En México dice Nieves Zúñiga, investigadora, el control de la corrupción no es una labor finita; no termina con grandes acciones de gobierno o reformas legales. En México pensábamos que la democracia acabaría con la corrupción, pero la ha profundizado y al final la corrupción aumentó.

Lo que no hemos entendido es que el combate real a la corrupción llegará cuando nos demos cuenta de todo, de que lo principal no es insistir en un discurso moral y prescriptivo que nos lleva a resultados, sino en la creación de un Estado fuerte y ordenado, capaz de hacer lo que se propone. El discurso anticorrupción ha popularizado la idea de que para contar con instituciones fuertes se requiere primero acabar con la corrupción que las debilita, pero en realidad el camino va en sentido contrario.

En The Origins of Political Order, Francis Fucuyama dice que el desarrollo de un Estado capaz es lo que permite controlar la corrupción, y no al revés.
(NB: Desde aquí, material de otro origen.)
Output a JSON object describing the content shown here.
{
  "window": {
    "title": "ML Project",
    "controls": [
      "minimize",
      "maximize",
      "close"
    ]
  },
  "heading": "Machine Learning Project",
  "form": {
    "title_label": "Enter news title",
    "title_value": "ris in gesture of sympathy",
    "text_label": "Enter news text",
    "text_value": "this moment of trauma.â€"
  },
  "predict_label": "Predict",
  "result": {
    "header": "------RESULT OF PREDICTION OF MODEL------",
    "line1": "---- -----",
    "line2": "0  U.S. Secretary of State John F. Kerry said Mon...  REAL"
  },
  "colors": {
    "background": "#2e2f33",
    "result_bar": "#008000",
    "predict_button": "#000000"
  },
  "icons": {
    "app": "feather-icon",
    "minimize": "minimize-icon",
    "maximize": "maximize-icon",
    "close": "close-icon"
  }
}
El combate a la corrupción no es más que parte de una constante y continua construcción de instituciones que necesariamente llevará varias generaciones, y que debe incluir la creación de un sistema judicial independiente y honesto, la consolidación del Estado de derecho, y la existencia de servidores públicos despolitizados y profesionales que actúen con imparcialidad política y universalidad ética.

Estamos en una etapa de la democracia mexicana en la que el combate a la corrupción vive una enfermedad: la denuncitis, que no es otra cosa que la inflamación producida por tanta denuncia que hacen tirios y troyanos, contra troyanos y tirios.